The method achieves strong performances with a lot less Q network ensembles with only 2-5 Q networks compared to 20-25 in EDAC.
Weaknesses:
Flatness claims are primarily speculative and has no theoretical insight.
Experiments are reported only on D4RL benchmark. During the rebuttal additional experiments were added on more challenging AntMaze/Adriot environments.

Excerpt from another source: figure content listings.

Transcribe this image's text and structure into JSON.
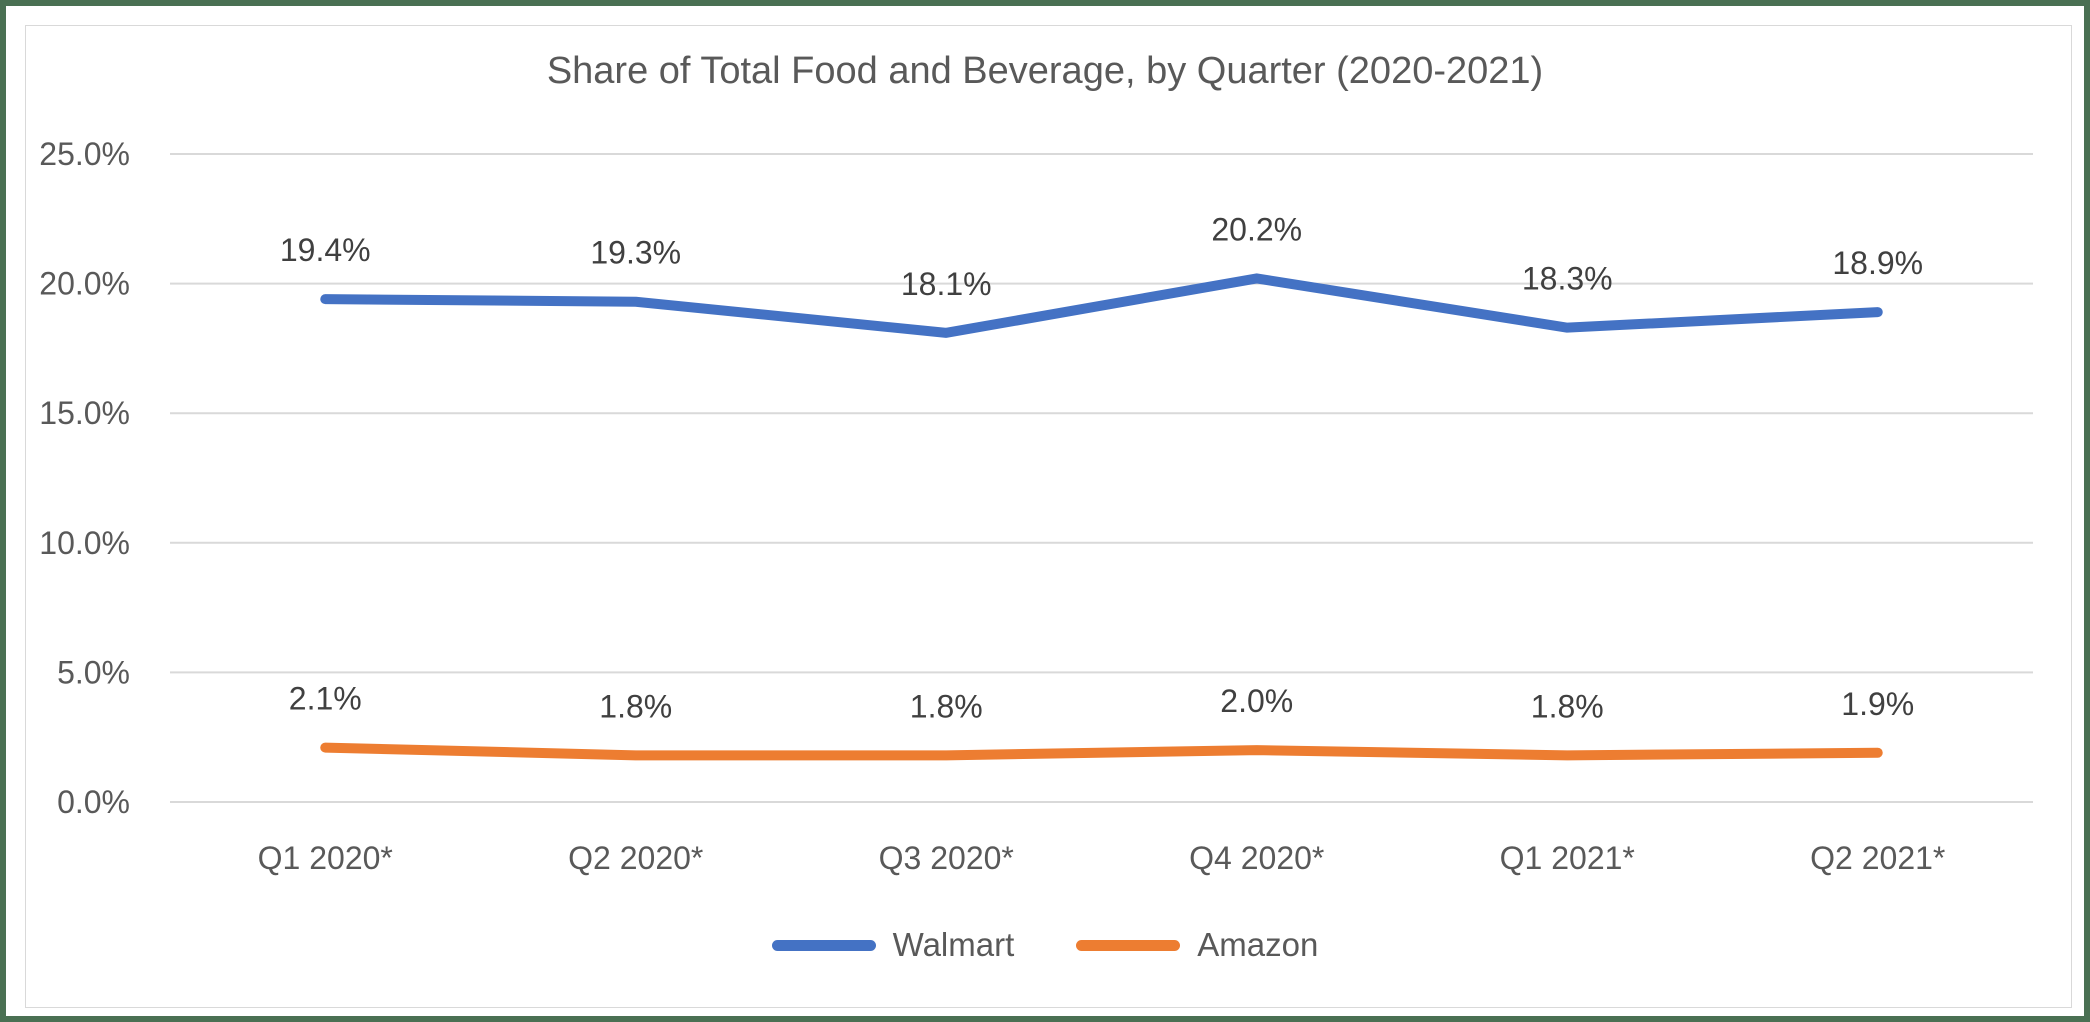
{
  "chart_data": {
    "type": "line",
    "title": "Share of Total Food and Beverage, by Quarter (2020-2021)",
    "categories": [
      "Q1 2020*",
      "Q2 2020*",
      "Q3 2020*",
      "Q4 2020*",
      "Q1 2021*",
      "Q2 2021*"
    ],
    "series": [
      {
        "name": "Walmart",
        "color": "#4472C4",
        "values": [
          19.4,
          19.3,
          18.1,
          20.2,
          18.3,
          18.9
        ],
        "labels": [
          "19.4%",
          "19.3%",
          "18.1%",
          "20.2%",
          "18.3%",
          "18.9%"
        ]
      },
      {
        "name": "Amazon",
        "color": "#ED7D31",
        "values": [
          2.1,
          1.8,
          1.8,
          2.0,
          1.8,
          1.9
        ],
        "labels": [
          "2.1%",
          "1.8%",
          "1.8%",
          "2.0%",
          "1.8%",
          "1.9%"
        ]
      }
    ],
    "xlabel": "",
    "ylabel": "",
    "ylim": [
      0,
      25
    ],
    "yticks": [
      {
        "value": 0,
        "label": "0.0%"
      },
      {
        "value": 5,
        "label": "5.0%"
      },
      {
        "value": 10,
        "label": "10.0%"
      },
      {
        "value": 15,
        "label": "15.0%"
      },
      {
        "value": 20,
        "label": "20.0%"
      },
      {
        "value": 25,
        "label": "25.0%"
      }
    ],
    "grid": "horizontal",
    "legend_position": "bottom",
    "colors": {
      "gridline": "#D9D9D9",
      "axis_text": "#595959",
      "data_label": "#404040",
      "title": "#595959",
      "outer_border": "#4A7053",
      "frame_border": "#D9D9D9",
      "background": "#FFFFFF"
    }
  }
}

During the rebuttal, the authors provided ablation studies clarifying the role of each component, extended comparison to newer baselines, additional results on more challenging environments, detailed analysis of computational efficiency. Importantly, the authors demonstrated that FANS achieves comparable or better generalization with 2–5 Q-networks versus 20–50 in EDAC, highlighting its efficiency. They also provided Q-value over/underestimation experiments and NTK-based generalization analyses. Several reviewers raised their scores after these clarifications, and consensus moved toward acceptance.
The decision is to accept. The proposed framework offers a simple yet effective architectural contribution for offline RL with strong empirical support. For the camera ready version, I strongly encourage the authors to 1) include the Q-value over/underestimation results, NTK analysis presented during rebuttal, 2) expand the experimental results for AntMaze/Adroit, 3) more explicitly connect architectural design to flatness claims.